In combination with other materials such as resin, plaster and latex, Sarah Sitkin and Esmay Wagemans are using silicone to replicate human skin, defending the idea that skin doesn’t define everything we are. The high consistency of silicone allows for malleable and flexible flesh-like textures, which is why Sitkin’s and Wagemans’s creations look and feel like wearing a second skin.
‘Second skin’ refers to any layer that feels natural, fits perfectly and feels compatible with our very own skin and what’s contained behind it — us. But if our real skin divides the internal from the external, then a second skin can mediate the entry and exit point between us and the non-us. While our skin is fixed, defined by factors we can’t really control, a second skin is a mouldable, movable layer on which experiences and identities of all kinds can be inscribed, changing the way we perceive ourselves.

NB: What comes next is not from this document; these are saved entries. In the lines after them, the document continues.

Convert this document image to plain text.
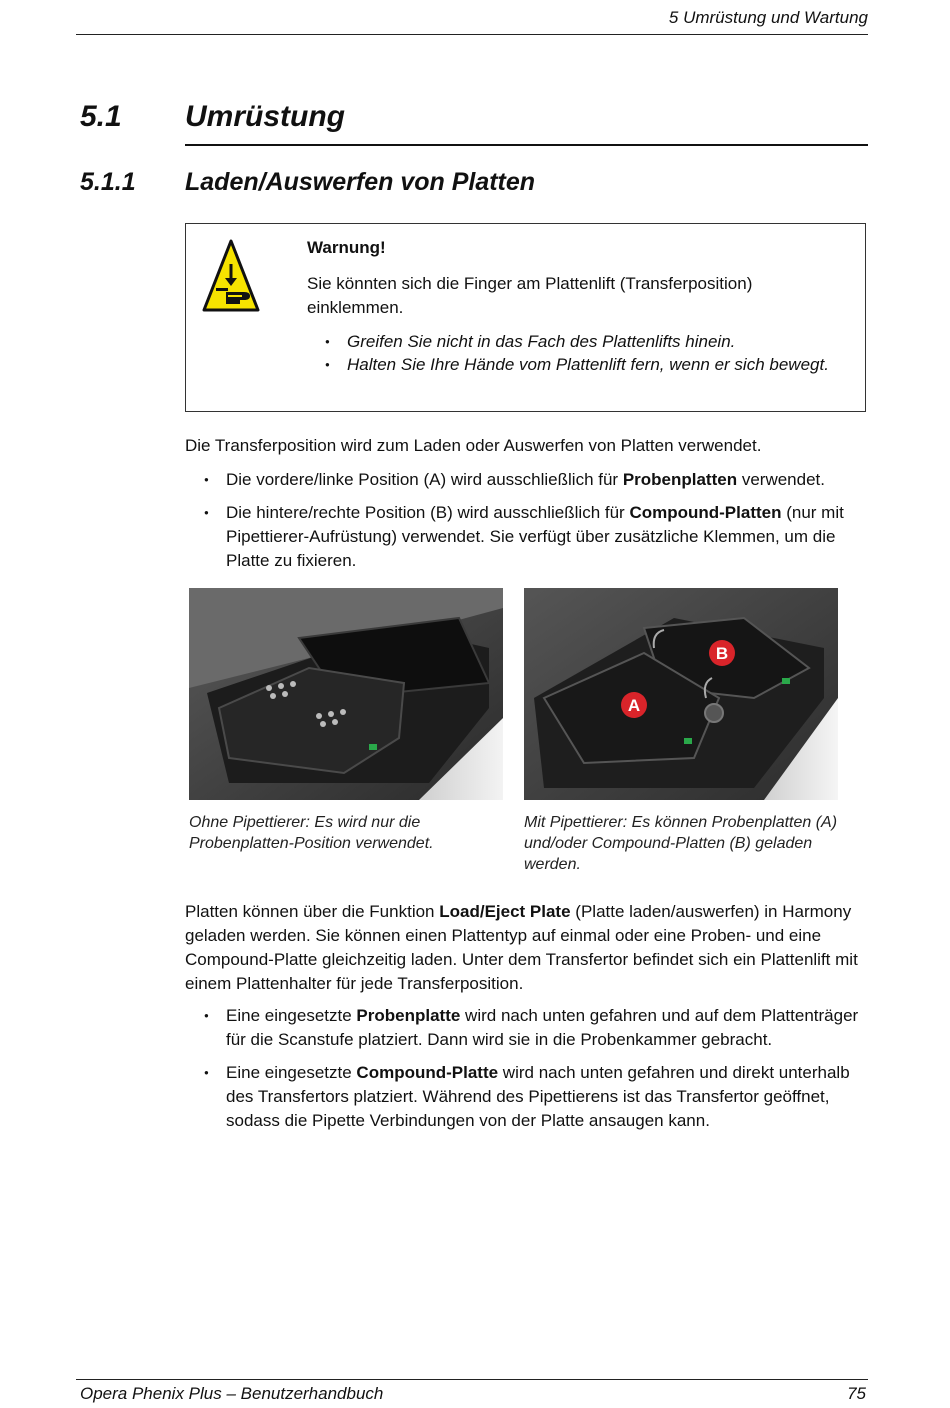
5 Umrüstung und Wartung
5.1 Umrüstung
5.1.1 Laden/Auswerfen von Platten
Warnung!
Sie könnten sich die Finger am Plattenlift (Transferposition) einklemmen.
● Greifen Sie nicht in das Fach des Plattenlifts hinein.
● Halten Sie Ihre Hände vom Plattenlift fern, wenn er sich bewegt.
Die Transferposition wird zum Laden oder Auswerfen von Platten verwendet.
● Die vordere/linke Position (A) wird ausschließlich für Probenplatten verwendet.
● Die hintere/rechte Position (B) wird ausschließlich für Compound-Platten (nur mit Pipettierer-Aufrüstung) verwendet. Sie verfügt über zusätzliche Klemmen, um die Platte zu fixieren.
Ohne Pipettierer: Es wird nur die Probenplatten-Position verwendet.
A
B
Mit Pipettierer: Es können Probenplatten (A) und/oder Compound-Platten (B) geladen werden.
Platten können über die Funktion Load/Eject Plate (Platte laden/auswerfen) in Harmony geladen werden. Sie können einen Plattentyp auf einmal oder eine Proben- und eine Compound-Platte gleichzeitig laden. Unter dem Transfertor befindet sich ein Plattenlift mit einem Plattenhalter für jede Transferposition.
● Eine eingesetzte Probenplatte wird nach unten gefahren und auf dem Plattenträger für die Scanstufe platziert. Dann wird sie in die Probenkammer gebracht.
● Eine eingesetzte Compound-Platte wird nach unten gefahren und direkt unterhalb des Transfertors platziert. Während des Pipettierens ist das Transfertor geöffnet, sodass die Pipette Verbindungen von der Platte ansaugen kann.
Opera Phenix Plus – Benutzerhandbuch	75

That’s exactly what Sarah Sitkin suggested with her project Bodysuits. Volunteers meeting certain health requirements let Sitkin cast with meticulous precision their bodies. Layers and layers of silicone — enough to make up for suits that weighed between 10-40 pounds, depending on the person’s ‘mould’ — turned into hyperreal sculptures of human flesh that could be worn by visitors during her solo exhibition at the Superchief Gallery LA in 2018.
While it’s normal to think that each of us has a skin to shield behind, even though we live in a world that encourages plurality, Sitkin’s project indicates that our identity can be more fluid by exchanging our layers — that’s the beauty and at the same time the creepy side of technology: we can code ourselves and become many. The exhibition, after all, was “meant to communicate that our bodies are not the holders of our identity,” as Bill Dunleavy, co-founder of the gallery, said. Sitkin’s uncanny celebration of skins reveals how artists and technologies are resculpting our human identity and body.
Sarah Sitkin’s body of work is wide and her sculptures range from absolute human replicas to abstract ideas. One could argue that Bodysuits fostered a space for empathy, by encouraging visitors to try others’ skins. Other sculptures, however, are less about introducing the raw beauty of what is to be real and more about discovering macabre forms of humanity. The grotesque in every inch of our bodies. Her more experimental and obscure approach to sculpting got her to design the splitting mask of Billie Eilish for the Garage Magazine’s 2019 cover, a work directed by renowned artist Takashi Murakami, and to participate with duo Fecal Matter, known for their wicked fashion statement.
Going in a similar direction but more focused on morphing our physical embodiment whilst questioning the nature of human forms, Esmay Wagemans creates prosthetics — or better, facial and body accessories — that disproportionally enhance the body’s configuration. To know about Wagemans is to grasp that the artist is vocal about how politicised and restricted our body is, which view was crystallised when she designed the body architecture worn by Dutch singer and songwriter Sevdaliza for the cover of Glamcult magazine.
The silicone-based anatomy accentuated Sevdaliza’s ‘critical’ points by enlarging, even more, the proportions of her body that were already deemed as surpassing feminine standards. Wagemans’s ability to play with the body’s configuration of the corporeal and adhesive body pieces has got the attention of Solange, Rosalia and other personalities of the like who wear now her cellulose-like garments.
Interestingly, Sevdaliza has worked independently with both artists and that might be because of how Sitkin and Wagemans meander along dichotomies such as natural and artificial, soft and hard, vulnerable and protected, inside and outside — polarities that Sevdaliza herself addresses in her lyrics and videos and through her body. “I love to wear my body, I love to wear my skin — it’s so reflective of how you treat yourself, what you are and what you’ve experienced in life,” said the artist when she released her album ISON, which cover art was handmade and painted by Sitkin.
The sculpture of Sevdaliza dripping with sweat is so hyperrealistic that it’s hard to not think of it as a 3D object. In the same way, the attention to detail and exact replica of every pore and scar — and everything else that’s been falling in the category of ‘imperfections’ thanks to our culture of advertisement, Instagram and photoshop — make Sitkin’s bodysuits look like real bodies to the point that their nudity is unlikely to be an object of sexualisation, for we have unlearnt to look at nudity as a collection of skin, stories and identities and instead as an object of embellishment.
In deconstructing, reconstructing and replicating the fine line between body and space, Wagemans and Sitkin are scrutinising processes of organic and inorganic body dysmorphia, literally and abstractly, defining the human as real and fictional. Their sculptures are blurring the line between what’s real and what it seems to be real, revealing the macabre beauty of what is to be a human and what is it like to be in someone else’s flesh.
Now, would you let anyone try your skin?